Malta que está despreocupada com a subida da temperatura, com a pegada ambiental, com a neutralidade carbónica, com a emigração em massa, com o degelo, com a extinção de algumas espécies ou até com o desaparecimento de grandes porções de terra. Gente apática. Sem noção. É só uma moda.

 

Nem Greta Thunberg, de 16 anos, é perfeita. Mas quem é que ela pensa que é? Ir à reunião da ONU ensinar adultos sobre as emergências mundiais atuais? Dizer que se não agirmos agora e com políticas a sério que não vamos conseguir recuar? Dizer que lhe destruíram a infância? “Come on… grow up”, pensam eles, com cifrões escarrapachados nos olhos.

 

O ativismo de Greta não termina nela própria. Greta representa cada jovem que tenciona ficar cá por alguns (muitos) anos sem ver o seu planeta a desmoronar-se.

 

Pode-se questionar algumas intervenções da mesma. Mas nunca o seu ato ativista genuíno e capacidade de mobilização de massas, tornado-a, inevitavelmente, a grande protagonista da batalha do clima a nível mundial, sensibilizando outros tantos jovens.

 

E, em boa verdade, não podemos simplesmente ignorar o conteúdo e deixar de aplaudir, goste-se ou não da forma ou do estilo.

 

Mas não vamos também cair no ridículo. Os pés têm de estar assentes em terra firme quando emergem radicalismos e temos que ser o mais pragmáticos e conscientes possível.

 

Não achamos racional acabar com os aviões ou com outros avanços que compõem a história da nossa evolução e que nos facilitaram e facilitam imenso a viver num mundo cada vez mais globalizado.

 

Não vamos proibir a carne e derivados animais, que contam com milhares de anos na nossa alimentação para tirarmos as alfacinhas dos animalzinhos.

 

 Não vamos perder o que conquistámos com avanços científicos e tecnológicos.

 

Vamos, ou pelo menos deveríamos: sensibilizar, educar, mostrar, argumentar, provar.
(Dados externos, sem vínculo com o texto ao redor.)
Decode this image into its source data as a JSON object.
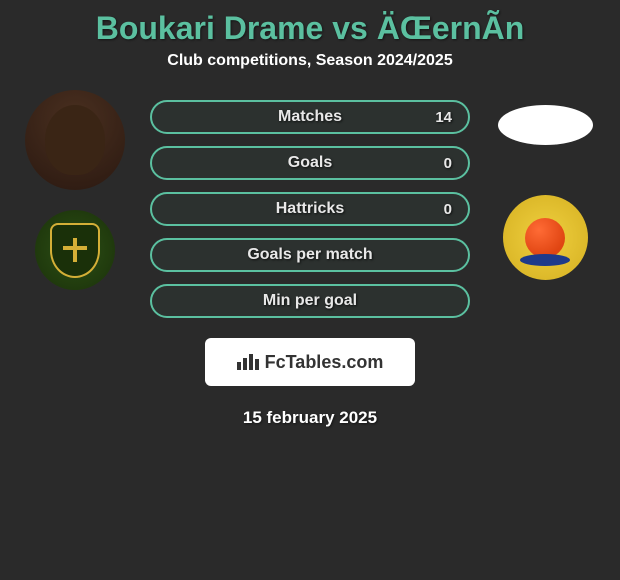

Não vamos: proibir ou impor. Todos: pequenos e graúdos. A luta não é de uns contra os outros, não é de velhos contra novos.

 

E é bom que os jovens saiam à rua, que finquem pé, que abracem causas e sejam ativos na construção de um futuro melhor. Até porque os velhos do Restelo conhecem-nos pelos chatos que sonham alto e pensam que conseguem mudar o mundo, mas que nunca fazem nada.”